デッキ材

旧友との再会と再び感じるインドネシアの魅力

デッキ材

前職では無垢フローリングのバイヤーとして、アジア各国を訪れる機会が多くありました。中でも特に縁が深いのは、インドネシアの第2の都市スラバヤです。

2016年ごろのスラバヤ

この街とその周辺には多くのフローリング工場があり、私はその仕事を通じて現地のスタッフや経営者さんたちと関わる中で、多くの友人を得ました。

スラバヤは、私にとって単なるビジネスの場を超えた特別な場所です。現地で仕入れをしていたチークやローズウッド(ソノケリン)、メルバウ、マホガニーなどの無垢フローリングや、その製造工程に携わる人々の姿勢には、いつも感銘を受けていました。彼らが生み出す製品は品質が非常に高く、世界中からも評価されています。

しかし、独立してからは、輸入ビジネスに携わる機会が減り、さらにコロナ禍の影響で海外とのやり取りが大幅に減少しました。スラバヤを訪れる機会も途絶えてしまい、現地の友人たちとも連絡を取ることが少なくなってしまいました。それでも、心の中ではいつも、あの街とそこに住む人々を懐かしく思い出していました。

久しぶりの再会

そんな中、今日はスラバヤに近いパスルアンでチークの無垢フローリングやウリン、セランガンバツのデッキ材を製材している工場を運営する旧友たちが、神戸まで遊びに来てくれました。
彼とは昔からの付き合いで、木材業界の話題で盛り上がることもしばしば。
今回は久しぶりの再会とあって、ついつい時間を忘れて語り合いました。

再会の喜びを感じる一方で、久しく使っていなかった英語に苦労しました…。
元々英語は得意ではありませんでしたが前職では海外出張が多かったため、英語を使う機会は多かったのでそこそこ話せるようにはなっていました。
しかしコロナあたりからその機会が激減していたこともあり、言葉がなかなか出てきません。
それでも、お互いに伝えたい思いが強かったため、何とか言葉の壁を越えて笑顔で会話をすることができました。

彼らの工場では、チーク材を使った無垢フローリングを中心に、ウリンやセランガンバツを利用したデッキ材の製造を行っており、東京での展示会で日本に訪れていたそうでわざわざ神戸まで足を運んでくれて嬉しい限りです。

ウリンのリユースが大人気

今回の話題で特に興味深かったのは、ウリン材のデッキのリユース品についての話です。

最近、ウリンのデッキ材のリユース品が新品よりも高値で取引されるケースが増えているそう、その理由は、リユース品特有の風合いや味わい深さが求められているからだとか。
新品にはない独特のエイジング感が、特にバリ島のプライベートヴィラなどで非常に人気を集めているそうです。
リユース品をあえて選ぶオーナーたちが増えている背景には、エコ意識の高まりも関係しているかもしれません。

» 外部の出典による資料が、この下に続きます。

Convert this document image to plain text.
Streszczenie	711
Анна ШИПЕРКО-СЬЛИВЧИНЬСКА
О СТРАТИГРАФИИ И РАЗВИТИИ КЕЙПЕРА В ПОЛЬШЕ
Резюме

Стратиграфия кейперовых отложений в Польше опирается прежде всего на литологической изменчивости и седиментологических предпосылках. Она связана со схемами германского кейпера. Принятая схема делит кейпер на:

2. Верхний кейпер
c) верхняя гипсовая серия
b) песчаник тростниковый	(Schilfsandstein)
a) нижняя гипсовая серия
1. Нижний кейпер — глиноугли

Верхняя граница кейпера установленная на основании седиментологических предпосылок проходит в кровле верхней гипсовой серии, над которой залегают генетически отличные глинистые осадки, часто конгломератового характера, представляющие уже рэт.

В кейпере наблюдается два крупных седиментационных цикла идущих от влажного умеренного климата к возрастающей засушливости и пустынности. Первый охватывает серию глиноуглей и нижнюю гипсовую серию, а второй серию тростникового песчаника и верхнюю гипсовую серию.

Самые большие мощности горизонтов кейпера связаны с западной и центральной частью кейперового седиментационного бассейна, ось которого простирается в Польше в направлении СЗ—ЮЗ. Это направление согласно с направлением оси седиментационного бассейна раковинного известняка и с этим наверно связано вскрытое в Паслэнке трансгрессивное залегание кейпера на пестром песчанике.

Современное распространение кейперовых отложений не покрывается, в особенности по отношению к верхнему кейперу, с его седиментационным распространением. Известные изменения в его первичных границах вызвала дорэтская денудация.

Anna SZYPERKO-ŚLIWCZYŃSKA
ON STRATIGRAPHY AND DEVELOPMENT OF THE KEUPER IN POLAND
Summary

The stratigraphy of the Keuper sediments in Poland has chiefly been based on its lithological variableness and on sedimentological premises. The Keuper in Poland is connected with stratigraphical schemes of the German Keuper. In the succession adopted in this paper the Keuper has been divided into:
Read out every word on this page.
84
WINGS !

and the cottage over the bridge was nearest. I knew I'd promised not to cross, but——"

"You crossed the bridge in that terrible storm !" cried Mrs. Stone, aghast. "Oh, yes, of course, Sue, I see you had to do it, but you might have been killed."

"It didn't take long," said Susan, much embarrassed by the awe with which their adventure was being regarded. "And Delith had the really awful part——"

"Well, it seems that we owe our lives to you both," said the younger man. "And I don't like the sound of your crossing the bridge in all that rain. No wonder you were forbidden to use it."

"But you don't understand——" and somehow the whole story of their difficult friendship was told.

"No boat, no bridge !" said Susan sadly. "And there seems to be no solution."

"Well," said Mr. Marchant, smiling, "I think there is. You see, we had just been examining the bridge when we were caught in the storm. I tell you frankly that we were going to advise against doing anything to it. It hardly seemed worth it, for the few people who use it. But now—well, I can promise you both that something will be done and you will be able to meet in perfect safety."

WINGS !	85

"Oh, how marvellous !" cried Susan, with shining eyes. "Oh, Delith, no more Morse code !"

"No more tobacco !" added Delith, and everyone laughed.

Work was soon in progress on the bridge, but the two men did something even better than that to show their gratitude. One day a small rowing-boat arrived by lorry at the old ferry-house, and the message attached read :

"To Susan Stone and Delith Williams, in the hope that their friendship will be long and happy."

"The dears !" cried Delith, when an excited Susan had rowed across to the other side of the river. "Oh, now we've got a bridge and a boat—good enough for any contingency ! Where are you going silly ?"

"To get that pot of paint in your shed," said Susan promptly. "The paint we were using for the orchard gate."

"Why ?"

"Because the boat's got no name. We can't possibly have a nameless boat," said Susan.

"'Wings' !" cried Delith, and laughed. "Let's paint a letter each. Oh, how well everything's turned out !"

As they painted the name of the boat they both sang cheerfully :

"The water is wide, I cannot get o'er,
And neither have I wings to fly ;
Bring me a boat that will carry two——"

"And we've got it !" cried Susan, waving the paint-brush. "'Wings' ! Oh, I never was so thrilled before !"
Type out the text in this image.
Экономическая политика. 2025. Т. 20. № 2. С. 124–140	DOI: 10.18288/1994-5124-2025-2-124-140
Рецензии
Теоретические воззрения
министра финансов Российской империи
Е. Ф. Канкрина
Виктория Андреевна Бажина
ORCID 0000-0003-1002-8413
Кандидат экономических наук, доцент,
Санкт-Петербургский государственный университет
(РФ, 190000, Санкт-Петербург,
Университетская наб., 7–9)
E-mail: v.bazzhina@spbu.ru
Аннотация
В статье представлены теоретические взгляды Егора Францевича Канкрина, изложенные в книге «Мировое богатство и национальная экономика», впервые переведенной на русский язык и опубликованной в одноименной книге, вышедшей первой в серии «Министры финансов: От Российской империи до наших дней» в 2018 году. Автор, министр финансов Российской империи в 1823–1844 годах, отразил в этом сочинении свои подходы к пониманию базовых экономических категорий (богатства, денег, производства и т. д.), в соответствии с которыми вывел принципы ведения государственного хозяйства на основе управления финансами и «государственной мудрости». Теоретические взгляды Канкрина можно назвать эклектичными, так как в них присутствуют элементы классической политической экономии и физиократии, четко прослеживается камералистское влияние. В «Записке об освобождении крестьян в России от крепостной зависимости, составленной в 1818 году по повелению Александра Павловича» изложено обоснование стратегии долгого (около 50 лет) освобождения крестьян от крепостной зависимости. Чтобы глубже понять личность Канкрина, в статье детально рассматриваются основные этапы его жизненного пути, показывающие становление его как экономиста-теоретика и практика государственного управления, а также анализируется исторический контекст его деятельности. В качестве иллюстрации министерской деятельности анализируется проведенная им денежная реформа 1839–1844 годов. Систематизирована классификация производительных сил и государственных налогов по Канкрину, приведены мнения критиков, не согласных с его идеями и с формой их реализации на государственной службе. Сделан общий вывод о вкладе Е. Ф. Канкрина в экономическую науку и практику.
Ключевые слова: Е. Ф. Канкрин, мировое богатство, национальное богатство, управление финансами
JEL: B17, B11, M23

隈研吾さんや世界の著名な建築家が手掛けたプライベートヴィラの多くにウリンのリユース品が用いられているそうです。

来年、バリで会おう…?

そんな話をしているうちに、次回の再会はバリ島で実現しようという約束を交わしました。バリ島は美しい自然と豊かな文化を持つ場所であり、彼の取り扱う木材製品がどのように活用されているのか、実際に目にすることができる絶好の機会でもあります。また、バリ島には彼の顧客である高級ヴィラのオーナーたちが住んでおり、そこでのプロジェクトや施工事例について直接見聞きすることも楽しみの一つです。

来年には実際にバリ島で再会し、彼の事業がさらにどのように発展しているのか、また現地の動きを実際に体験することができることを心待ちにしています。それまでに、神戸からもエールを送りつつ、今後の木材業界の可能性に胸を膨らませています。

このような素晴らしい友人とともに、業界の未来について語り合える時間は何にも代えがたいものです。そして、今回のような出会いをきっかけに、木材を通じた新たなプロジェクトや可能性を見出していけたらと思っています。

人とつながる喜び

今日の再会を通じて、改めて感じたのは、人とつながることの大切さです。仕事や生活環境が変わっても、こうして昔の仲間とつながり続けることができるのは本当に幸せなことです。そして、いつか再びスラバヤを訪れた際には、新たな思い出を作りながら、これからも大切な関係を続けていきたいと思います。

インドネシアと日本を結ぶ架け橋としての役割を果たしながら、チークの無垢フローリングや現地の魅力をこれからも多くの人々に伝えていきたいという気持ちを再確認した一日でした。